Population panic lets rich people off the hook for the climate crisis they cause - seigando
https://www.theguardian.com/commentisfree/2020/aug/26/panic-overpopulation-climate-crisis-consumption-environment
======
Udik
Monbiot's argument is simple. There is no issue at all with Africa doubling
its population to 2.6 billion (from 1.3) as long as they remain dirt poor. And
since he presents as the beginning of the article the formula

Impact = Population x Affluence x Technology

his solution is of course to keep Africa's new billion in abject poverty while
we proceed with decreasing both the affluence and the technology of the
developed world.

------
iamthemonster
It's great to see a Monbiot article that is rooted in something measurable and
verifiable.
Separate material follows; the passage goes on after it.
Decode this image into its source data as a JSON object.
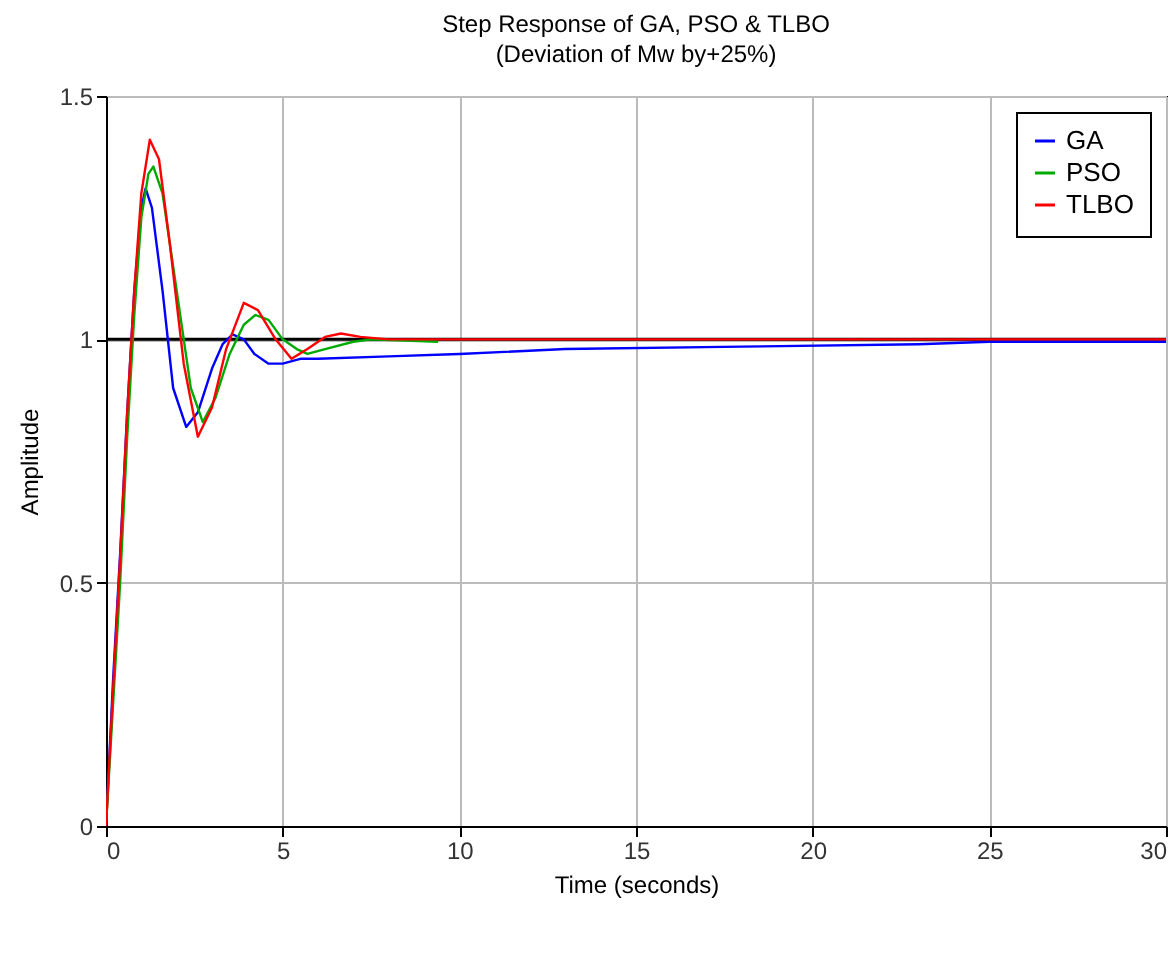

He is normally prone to polemic and a lack of perspective but this
article is fantastic.

In terms of generating happiness, any spending above $100k/yr (maybe even
$60k/yr) is broadly a waste, when put in the context of its negative
externalities and then, when considering opportunity cost, it becomes
ridiculous.

------
burntbridge
In my area I've noticed a disturbing trend - wealthy people tend to have big
families; it has become kind of trendy. And why wouldn't it be? Having lots of
kids is a sign of affluence, a status symbol. Also humans just love having
kids, especially when all the negatives go away i.e. nannies, cleaners, a big
house, one parent always at home.